= Julia Chase-Brand =

American runner & physician (born 1942)

Julia Chase-Brand (born in 1942) is a female runner and physician currently living in New London, Connecticut. Her great-grandfather and grandmother were leaders in the American suffrage movement.

==Biography==
She was born in Groton, Connecticut in 1942, where she grew up and was raised around four brothers. Her first inspiration to run was distance runner John J. Kelley who lived near her neighborhood.

She studied zoology at Smith College. When she graduated she immediately took a liking to bats, and later appeared on Nickelodeon as "Bat Lady". Julia was also a big part in the discovery that bats are in fact not blind, and just have very poor eyesight. She also helped produce a study about how orangutans and gorillas unconsciously stick out their tongues in matters of social aversion, just as people do.

At the age of 53 in 1996, she became the oldest person to obtain a degree in medicine at the Albert Einstein College of Medicine at Yeshiva University. She practiced child psychiatry and has worked at the Montefiore Hospital, Hackensack University Medical Center, and as of 2012 is medical director of outpatient psychiatry at Lawrence and Memorial Hospital in New London, CT. She contributed the section Effects of Maternal Postpartum Depression on the Infant and Older Siblings to the book Perinatal and postpartum mood disorders: perspectives and treatment guide .

==Running career==
Julia Chase-Brand's first race was the New England championship in the 880-yard run, held in July 1960, which she won. However, she had to list her hometown as being in Rhode Island because women from Connecticut were not allowed to compete.
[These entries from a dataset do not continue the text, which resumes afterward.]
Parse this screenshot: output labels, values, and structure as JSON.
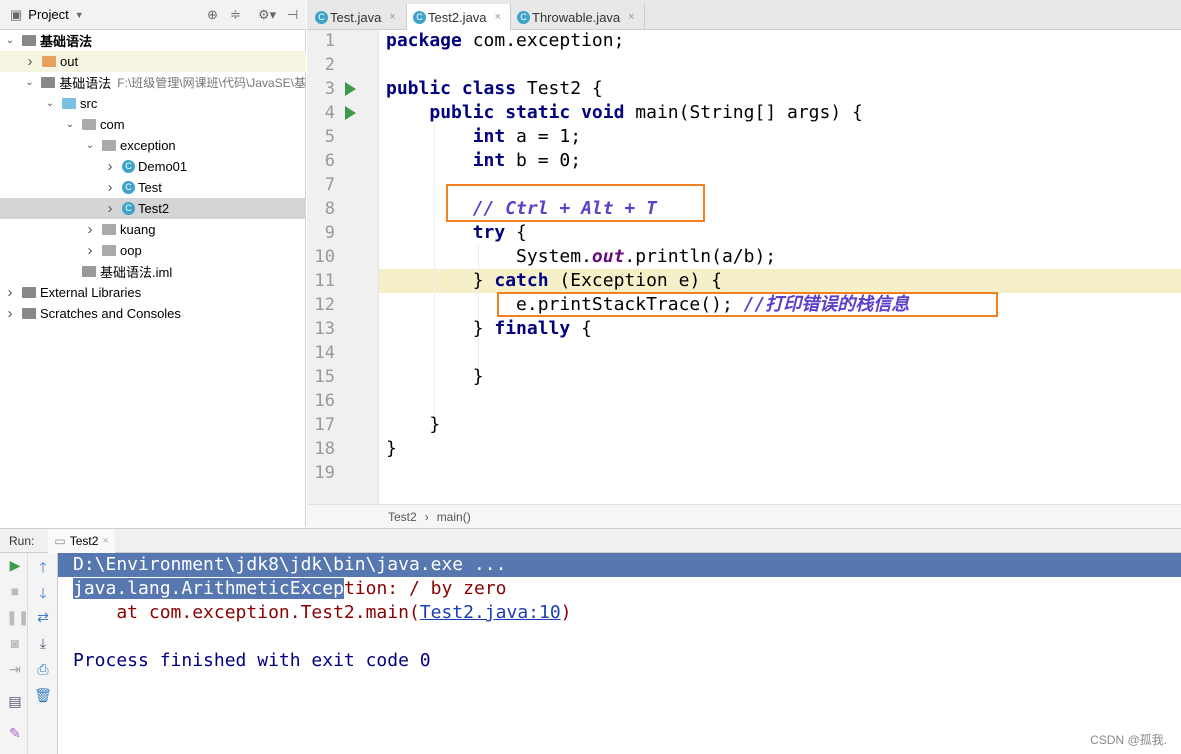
{
  "project_panel": {
    "title": "Project",
    "tree": [
      {
        "label": "基础语法",
        "indent": 0,
        "chev": "v",
        "icon": "module"
      },
      {
        "label": "out",
        "indent": 1,
        "chev": ">",
        "icon": "folder-orange"
      },
      {
        "label": "基础语法",
        "path": "F:\\班级管理\\网课班\\代码\\JavaSE\\基",
        "indent": 1,
        "chev": "v",
        "icon": "module"
      },
      {
        "label": "src",
        "indent": 2,
        "chev": "v",
        "icon": "folder-blue"
      },
      {
        "label": "com",
        "indent": 3,
        "chev": "v",
        "icon": "package"
      },
      {
        "label": "exception",
        "indent": 4,
        "chev": "v",
        "icon": "package"
      },
      {
        "label": "Demo01",
        "indent": 5,
        "chev": ">",
        "icon": "class"
      },
      {
        "label": "Test",
        "indent": 5,
        "chev": ">",
        "icon": "class"
      },
      {
        "label": "Test2",
        "indent": 5,
        "chev": ">",
        "icon": "class",
        "selected": true
      },
      {
        "label": "kuang",
        "indent": 4,
        "chev": ">",
        "icon": "package"
      },
      {
        "label": "oop",
        "indent": 4,
        "chev": ">",
        "icon": "package"
      },
      {
        "label": "基础语法.iml",
        "indent": 3,
        "chev": "",
        "icon": "iml"
      },
      {
        "label": "External Libraries",
        "indent": 0,
        "chev": ">",
        "icon": "library"
      },
      {
        "label": "Scratches and Consoles",
        "indent": 0,
        "chev": ">",
        "icon": "scratch"
      }
    ]
  },
  "editor_tabs": [
    {
      "label": "Test.java"
    },
    {
      "label": "Test2.java",
      "active": true
    },
    {
      "label": "Throwable.java"
    }
  ],
  "code_lines": [
    [
      [
        "package",
        "kw"
      ],
      [
        " com.exception;",
        ""
      ]
    ],
    [],
    [
      [
        "public class",
        "kw"
      ],
      [
        " Test2 {",
        ""
      ]
    ],
    [
      [
        "    "
      ],
      [
        "public static void",
        "kw"
      ],
      [
        " main(String[] args) {",
        ""
      ]
    ],
    [
      [
        "        "
      ],
      [
        "int",
        "kw"
      ],
      [
        " a = 1;",
        ""
      ]
    ],
    [
      [
        "        "
      ],
      [
        "int",
        "kw"
      ],
      [
        " b = 0;",
        ""
      ]
    ],
    [],
    [
      [
        "        "
      ],
      [
        "// Ctrl + Alt + T",
        "cm"
      ]
    ],
    [
      [
        "        "
      ],
      [
        "try",
        "kw"
      ],
      [
        " {",
        ""
      ]
    ],
    [
      [
        "            System."
      ],
      [
        "out",
        "fld"
      ],
      [
        ".println(a/b);",
        ""
      ]
    ],
    [
      [
        "        } "
      ],
      [
        "catch",
        "kw"
      ],
      [
        " (Exception e) {",
        ""
      ]
    ],
    [
      [
        "            e.printStackTrace(); "
      ],
      [
        "//打印错误的栈信息",
        "cm"
      ]
    ],
    [
      [
        "        } "
      ],
      [
        "finally",
        "kw"
      ],
      [
        " {",
        ""
      ]
    ],
    [],
    [
      [
        "        }"
      ]
    ],
    [],
    [
      [
        "    }"
      ]
    ],
    [
      [
        "}"
      ]
    ],
    []
  ],
  "breadcrumb": [
    "Test2",
    "main()"
  ],
  "run_panel": {
    "label": "Run:",
    "tab": "Test2",
    "console": {
      "line1": "D:\\Environment\\jdk8\\jdk\\bin\\java.exe ...",
      "line2_sel": "java.lang.ArithmeticExcep",
      "line2_rest": "tion: / by zero",
      "line3_pre": "    at com.exception.Test2.main(",
      "line3_link": "Test2.java:10",
      "line3_post": ")",
      "line5": "Process finished with exit code 0"
    }
  },
  "watermark": "CSDN @孤我.",
  "colors": {
    "keyword": "#000080",
    "comment": "#5d3fc9",
    "error": "#8b0000",
    "selection": "#5677b0",
    "box": "#f08020"
  }
}
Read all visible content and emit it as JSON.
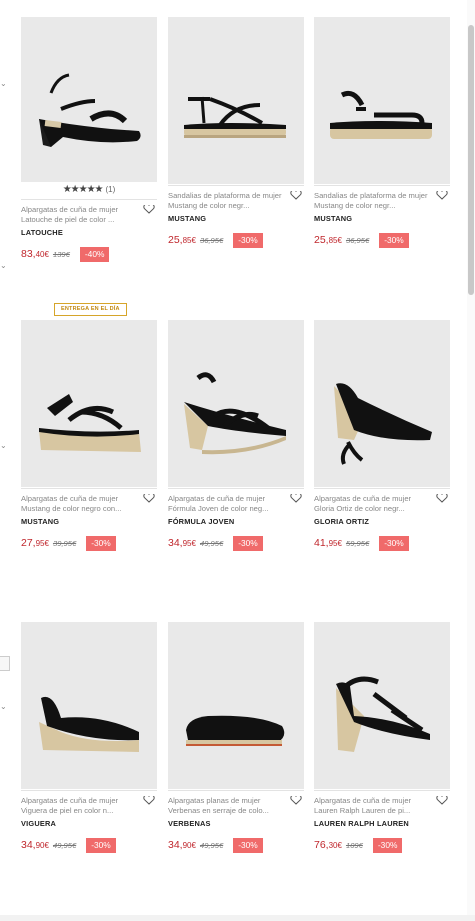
{
  "colors": {
    "accent_price": "#c0272d",
    "discount_bg": "#f06a6a",
    "badge_border": "#d6a52a",
    "image_bg": "#e9e9e9"
  },
  "products": [
    {
      "desc": "Alpargatas de cuña de mujer Latouche de piel de color ...",
      "brand": "LATOUCHE",
      "price_int": "83,",
      "price_dec": "40€",
      "old_price": "139€",
      "discount": "-40%",
      "rating_stars": "★★★★★",
      "rating_count": "(1)"
    },
    {
      "desc": "Sandalias de plataforma de mujer Mustang de color negr...",
      "brand": "MUSTANG",
      "price_int": "25,",
      "price_dec": "85€",
      "old_price": "36,95€",
      "discount": "-30%"
    },
    {
      "desc": "Sandalias de plataforma de mujer Mustang de color negr...",
      "brand": "MUSTANG",
      "price_int": "25,",
      "price_dec": "85€",
      "old_price": "36,95€",
      "discount": "-30%"
    },
    {
      "desc": "Alpargatas de cuña de mujer Mustang de color negro con...",
      "brand": "MUSTANG",
      "price_int": "27,",
      "price_dec": "95€",
      "old_price": "39,95€",
      "discount": "-30%",
      "badge": "ENTREGA EN EL DÍA"
    },
    {
      "desc": "Alpargatas de cuña de mujer Fórmula Joven de color neg...",
      "brand": "FÓRMULA JOVEN",
      "price_int": "34,",
      "price_dec": "95€",
      "old_price": "49,95€",
      "discount": "-30%"
    },
    {
      "desc": "Alpargatas de cuña de mujer Gloria Ortiz de color negr...",
      "brand": "GLORIA ORTIZ",
      "price_int": "41,",
      "price_dec": "95€",
      "old_price": "59,95€",
      "discount": "-30%"
    },
    {
      "desc": "Alpargatas de cuña de mujer Viguera de piel en color n...",
      "brand": "VIGUERA",
      "price_int": "34,",
      "price_dec": "90€",
      "old_price": "49,95€",
      "discount": "-30%"
    },
    {
      "desc": "Alpargatas planas de mujer Verbenas en serraje de colo...",
      "brand": "VERBENAS",
      "price_int": "34,",
      "price_dec": "90€",
      "old_price": "49,95€",
      "discount": "-30%"
    },
    {
      "desc": "Alpargatas de cuña de mujer Lauren Ralph Lauren de pi...",
      "brand": "LAUREN RALPH LAUREN",
      "price_int": "76,",
      "price_dec": "30€",
      "old_price": "109€",
      "discount": "-30%"
    }
  ],
  "icons": {
    "favorite": "heart-outline-icon",
    "filter_toggle": "chevron-down-icon"
  }
}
When she tried to run in the Manchester Road Race in Connecticut in 1960, which women were not allowed to run at that time, race officials told her that if she ran she would be banned from racing for life. She lobbied to be allowed to race for a year, but without success. In 1961 she did run the race, without permission, but then racing's governing body vowed to ban her from all competition unless she agreed to stay out of "men's" road races. She agreed to stay out. Two other women, Chris McKenzie and Dianne Lechausse, also ran the race, although McKenzie veered off onto the sidewalk before the finish line so as not to get in trouble with racing officials. Julia finished in 33 minutes 40 seconds, which would have given her 128th place, ahead of 10 men, if her time was officially counted. Lechausse finished with a time of 41:12.

In 2011, at age 69, Julia returned to run the Manchester Road Race again, on the 50th anniversary of her historic run. She received a handwritten "thank you" letter from Joan Benoit. At the age of 70, Julia Chase-Brand was featured in an award-winning, brief Dick's Sporting Goods documentary/promotional video Link from her home in New London, CT for her contributions to women's sports.

She was named a Hero of Running by Runner's World in 2012.